Maybe the filmmakers didn't want to bite the hand that provided the location and all the rare, museum piece airplanes used for those cool dogfights. Obviously, we're not on the same ethical scale as trading Sudetenland for peace, but at some level you have to wonder what exactly the deal was here.

Alright, time to cut to the chase. I claimed to have seen something in the material that the artists missed, that is, the story that was crying out (at least to me) to be sculpted from this material, so I'd better shut up and put up, i.e. Here's How They Should Have Done It: Instead of making both pilots Czech, the friendship should have been between a Czech pilot and an English pilot. That would have shored up the problem of contrast between their two fates in the postwar period, with the British flyer getting the girl and a hero's welcome. More importantly, in this way, all the incipient bad feelings and moral judgment connected with the English betrayal of Czechoslovakia could be channeled onto the English pilot when he steals away the poor, homeless Czech pilot's girl.

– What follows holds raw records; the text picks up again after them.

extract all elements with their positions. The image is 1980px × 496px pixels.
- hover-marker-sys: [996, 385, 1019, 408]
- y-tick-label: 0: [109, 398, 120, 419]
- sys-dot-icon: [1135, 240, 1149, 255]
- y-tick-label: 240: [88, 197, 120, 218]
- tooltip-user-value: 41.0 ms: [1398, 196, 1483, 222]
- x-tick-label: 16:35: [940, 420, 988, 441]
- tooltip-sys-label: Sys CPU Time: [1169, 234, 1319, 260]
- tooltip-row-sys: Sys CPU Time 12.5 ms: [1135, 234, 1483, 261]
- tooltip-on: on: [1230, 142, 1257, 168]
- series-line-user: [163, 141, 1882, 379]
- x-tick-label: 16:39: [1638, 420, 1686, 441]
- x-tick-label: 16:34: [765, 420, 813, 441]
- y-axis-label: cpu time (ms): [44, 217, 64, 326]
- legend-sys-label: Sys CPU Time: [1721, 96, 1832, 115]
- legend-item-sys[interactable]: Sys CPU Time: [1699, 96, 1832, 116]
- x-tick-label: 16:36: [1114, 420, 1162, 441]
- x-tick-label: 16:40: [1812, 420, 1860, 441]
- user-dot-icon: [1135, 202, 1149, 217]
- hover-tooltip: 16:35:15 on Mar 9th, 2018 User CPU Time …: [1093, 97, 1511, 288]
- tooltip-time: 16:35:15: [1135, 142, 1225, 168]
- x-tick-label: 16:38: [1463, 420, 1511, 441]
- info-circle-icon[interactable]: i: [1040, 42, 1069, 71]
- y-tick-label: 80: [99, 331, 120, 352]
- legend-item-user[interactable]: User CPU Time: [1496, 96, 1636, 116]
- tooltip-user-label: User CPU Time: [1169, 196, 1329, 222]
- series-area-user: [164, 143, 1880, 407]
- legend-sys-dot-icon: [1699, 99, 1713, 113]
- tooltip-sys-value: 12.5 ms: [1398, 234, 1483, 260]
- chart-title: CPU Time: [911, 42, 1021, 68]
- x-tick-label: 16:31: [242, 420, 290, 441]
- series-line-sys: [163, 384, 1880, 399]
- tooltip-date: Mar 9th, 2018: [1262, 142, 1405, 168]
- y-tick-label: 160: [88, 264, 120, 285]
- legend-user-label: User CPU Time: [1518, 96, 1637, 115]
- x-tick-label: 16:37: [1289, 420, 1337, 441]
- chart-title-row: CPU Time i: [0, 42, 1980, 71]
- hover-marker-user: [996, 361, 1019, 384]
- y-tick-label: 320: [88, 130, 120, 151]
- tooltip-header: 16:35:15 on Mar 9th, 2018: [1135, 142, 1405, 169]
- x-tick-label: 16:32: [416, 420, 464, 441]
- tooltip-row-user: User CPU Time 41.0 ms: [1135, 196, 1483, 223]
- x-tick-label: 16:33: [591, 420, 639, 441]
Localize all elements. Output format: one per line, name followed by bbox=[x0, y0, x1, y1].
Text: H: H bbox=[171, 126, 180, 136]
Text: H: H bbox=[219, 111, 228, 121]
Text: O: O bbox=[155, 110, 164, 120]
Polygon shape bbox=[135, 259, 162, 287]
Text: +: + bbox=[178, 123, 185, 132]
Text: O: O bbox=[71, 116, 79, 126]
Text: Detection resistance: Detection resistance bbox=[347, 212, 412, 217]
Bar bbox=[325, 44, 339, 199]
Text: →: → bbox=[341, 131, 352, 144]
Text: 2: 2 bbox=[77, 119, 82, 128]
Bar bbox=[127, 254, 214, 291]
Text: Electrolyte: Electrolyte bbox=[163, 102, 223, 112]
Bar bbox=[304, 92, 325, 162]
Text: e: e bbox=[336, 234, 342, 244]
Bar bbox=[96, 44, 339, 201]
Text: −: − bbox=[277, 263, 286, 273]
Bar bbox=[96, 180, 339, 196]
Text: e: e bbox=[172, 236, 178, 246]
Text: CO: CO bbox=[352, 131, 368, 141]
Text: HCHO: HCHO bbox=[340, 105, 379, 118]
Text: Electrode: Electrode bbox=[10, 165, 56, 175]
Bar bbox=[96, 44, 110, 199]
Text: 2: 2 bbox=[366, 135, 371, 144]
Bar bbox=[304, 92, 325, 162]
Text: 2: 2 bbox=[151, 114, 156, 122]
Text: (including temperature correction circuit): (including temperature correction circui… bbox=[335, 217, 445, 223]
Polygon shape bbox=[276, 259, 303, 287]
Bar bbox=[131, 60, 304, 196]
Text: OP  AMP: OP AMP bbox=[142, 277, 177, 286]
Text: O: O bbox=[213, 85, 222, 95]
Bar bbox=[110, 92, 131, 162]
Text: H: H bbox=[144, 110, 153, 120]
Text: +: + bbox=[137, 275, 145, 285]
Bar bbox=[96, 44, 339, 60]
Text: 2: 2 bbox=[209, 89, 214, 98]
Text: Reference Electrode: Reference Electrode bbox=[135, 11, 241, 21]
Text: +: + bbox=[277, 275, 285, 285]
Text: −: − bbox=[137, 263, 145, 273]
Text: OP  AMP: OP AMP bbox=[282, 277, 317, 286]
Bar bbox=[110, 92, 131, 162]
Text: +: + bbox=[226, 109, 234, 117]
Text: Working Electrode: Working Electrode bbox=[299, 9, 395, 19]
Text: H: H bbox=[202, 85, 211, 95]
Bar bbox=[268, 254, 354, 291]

The architypal (or cliche-ridden) way bring such a set up to satisfactory conclusion is to have the Czech forgive the English pilot, and to do so in the ultimate way, by laying down his life for him, even though he doesn't deserve it. Then we cut to a supporting character who goes home to prison instead of a hero's welcome, skipping all the ineffective flashbacks and covering all the bases which should have been covered anyway. I'm not sure this entirely dispenses with another problem of the film, which had to do with a second betrayal, that of the Czech people by their own government and citizens under Communism, which when all was said and done, wasn't much different than if they'd have stayed part of the German Reich — but let's let that one go.

As it is, I'm embarrassed to be spending a film review essentially betraying the filmmakers by reviewing the film I wished they'd made instead of the one they did. On the other hand, I probably wouldn't have written a word about this film if I didn't have the chance to use it as a springboard for further musing on the possibilities latent in the material. Perhaps that was a bad idea.

Or, perhaps talking about the film that might-have-been was actually a good idea, only I've missed something obvious, and botched it once again. In which case, I would quickly make the case, contra Fitzgerald, that botched ideas play an important role in scouting out all the artistic dead ends that later artists are thus able to avoid, minesweeping as it were. Meanwhile, I have one last embarrassing confession to make: I just went back and looked up that essay by Scott Fitzgerald and discovered that it wasn't exactly focused the way I said and thought it was and have made use of it here. In other words, the idea of an essay on botching good ideas was latent in his material, even if Fitzgerald didn't precisely see it. What Fitzgerald should have written was... oh, forget it.